5 Steps to take if you experience a data breach
In today’s high tech environment, it seems that data breaches are becoming a more common occurrence. There is not much you can do to eliminate data breaches from outside companies, but the good news is that this doesn’t need to lead to panic on your part. There are some simple steps you can take to protect yourself and your information from further harm.
- Fraud alert & credit check
- Call Experian credit bureau at 1(888)397-3742 to place a credit freeze and get a free credit report. Alternatively https://www.experian.com/fraud/center.html can be used to place a fraud alert on your account and complete a credit check online.
- If you place a fraud alert at one credit reporting agency, they will automatically alert the other two agencies and the fraud alert is good for 1 year. Make a note of the date you place the alert, and you can renew it each year.
- You are entitled to a free credit check from any of the 3 major credit bureaus if your credit has been compromised. It is important to utilize your free check to assess the damages done during the data breach.
- Notify companies and change passwords
- Notify any bank accounts, lenders, and other financial institutions you deal with of the situation to avoid further damages.
- Change your password for any online accounts at the companies where your data has been compromised. If you use the same password for other accounts, change those as well.
- Criminal Reporting
- You may need to report the incident to local authorities if your specific credit was impacted. For instance, if someone stole your passport or drivers license.
- Complete the FTC’s Identity Theft Affidavit form at ftc.gov/complaint and print the form.

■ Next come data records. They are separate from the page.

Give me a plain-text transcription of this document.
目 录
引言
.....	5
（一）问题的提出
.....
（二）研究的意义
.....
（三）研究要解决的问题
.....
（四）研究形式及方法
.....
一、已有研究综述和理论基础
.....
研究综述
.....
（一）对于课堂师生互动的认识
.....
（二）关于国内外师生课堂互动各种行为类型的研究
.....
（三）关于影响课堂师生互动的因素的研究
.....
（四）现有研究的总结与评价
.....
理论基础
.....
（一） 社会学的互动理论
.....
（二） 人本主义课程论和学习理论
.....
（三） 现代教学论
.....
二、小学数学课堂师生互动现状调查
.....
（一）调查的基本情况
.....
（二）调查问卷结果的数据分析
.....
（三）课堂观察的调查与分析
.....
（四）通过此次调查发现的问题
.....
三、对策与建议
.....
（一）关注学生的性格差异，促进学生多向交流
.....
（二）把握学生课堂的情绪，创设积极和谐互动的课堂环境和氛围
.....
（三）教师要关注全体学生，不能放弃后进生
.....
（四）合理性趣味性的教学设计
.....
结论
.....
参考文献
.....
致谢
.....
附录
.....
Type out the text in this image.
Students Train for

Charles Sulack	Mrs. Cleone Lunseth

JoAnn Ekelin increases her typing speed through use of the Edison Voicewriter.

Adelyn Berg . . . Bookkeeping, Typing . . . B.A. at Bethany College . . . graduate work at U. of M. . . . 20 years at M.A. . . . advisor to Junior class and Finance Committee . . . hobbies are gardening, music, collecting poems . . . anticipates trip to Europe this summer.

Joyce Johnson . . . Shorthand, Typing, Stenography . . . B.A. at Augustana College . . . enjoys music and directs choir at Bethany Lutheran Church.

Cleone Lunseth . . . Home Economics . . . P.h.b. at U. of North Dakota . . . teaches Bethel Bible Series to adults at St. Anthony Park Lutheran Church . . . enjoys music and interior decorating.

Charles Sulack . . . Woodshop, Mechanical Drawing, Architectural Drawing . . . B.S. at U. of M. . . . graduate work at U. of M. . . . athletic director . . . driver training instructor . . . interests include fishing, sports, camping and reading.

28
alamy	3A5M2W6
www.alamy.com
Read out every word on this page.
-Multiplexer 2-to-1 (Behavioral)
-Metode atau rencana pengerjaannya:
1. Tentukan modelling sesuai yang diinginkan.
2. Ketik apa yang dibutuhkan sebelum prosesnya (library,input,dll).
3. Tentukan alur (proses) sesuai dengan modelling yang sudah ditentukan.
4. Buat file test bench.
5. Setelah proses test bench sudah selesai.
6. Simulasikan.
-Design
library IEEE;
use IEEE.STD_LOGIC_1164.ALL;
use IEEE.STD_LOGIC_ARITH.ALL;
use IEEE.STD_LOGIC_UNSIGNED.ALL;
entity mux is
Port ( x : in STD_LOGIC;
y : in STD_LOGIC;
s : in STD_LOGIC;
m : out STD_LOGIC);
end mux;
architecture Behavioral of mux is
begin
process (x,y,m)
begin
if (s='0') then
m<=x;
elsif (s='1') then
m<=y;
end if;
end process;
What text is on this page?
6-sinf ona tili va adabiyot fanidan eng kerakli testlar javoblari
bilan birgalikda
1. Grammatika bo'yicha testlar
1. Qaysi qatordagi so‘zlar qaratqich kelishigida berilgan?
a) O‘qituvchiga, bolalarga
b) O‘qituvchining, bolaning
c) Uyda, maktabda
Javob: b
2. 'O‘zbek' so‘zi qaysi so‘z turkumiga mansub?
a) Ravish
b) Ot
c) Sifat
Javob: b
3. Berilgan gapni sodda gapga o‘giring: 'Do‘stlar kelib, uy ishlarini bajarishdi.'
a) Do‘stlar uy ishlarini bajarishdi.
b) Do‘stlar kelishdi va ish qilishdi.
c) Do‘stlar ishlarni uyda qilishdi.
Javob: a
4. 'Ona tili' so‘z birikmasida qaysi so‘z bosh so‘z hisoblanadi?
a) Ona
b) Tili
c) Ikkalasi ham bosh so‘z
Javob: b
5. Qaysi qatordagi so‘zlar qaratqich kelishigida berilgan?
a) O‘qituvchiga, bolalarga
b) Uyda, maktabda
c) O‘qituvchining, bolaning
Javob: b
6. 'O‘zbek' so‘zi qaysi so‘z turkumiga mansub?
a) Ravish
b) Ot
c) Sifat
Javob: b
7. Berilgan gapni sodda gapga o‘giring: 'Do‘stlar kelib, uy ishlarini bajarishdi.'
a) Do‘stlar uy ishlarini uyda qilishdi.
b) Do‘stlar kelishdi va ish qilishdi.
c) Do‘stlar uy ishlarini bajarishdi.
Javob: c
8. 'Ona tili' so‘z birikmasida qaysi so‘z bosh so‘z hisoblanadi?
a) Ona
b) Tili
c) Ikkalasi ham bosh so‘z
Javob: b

- File a police report at your local police station and keep the report copy with your FTC Affidavit secure for future use.
- Save Copies
- Save copies of paperwork, signatures, and documents from all financial institutions related to the identity theft. It is important to have a well-documented paper trail for this issue.
- Signs of Data Breach
- Continue watching for signs that your data has been compromised such as; withdrawals, collection notices, missing bills, account changes, declined checks, unfamiliar information in your accounts, compromised email and social media accounts, and any other irregularities with your personal accounts and data.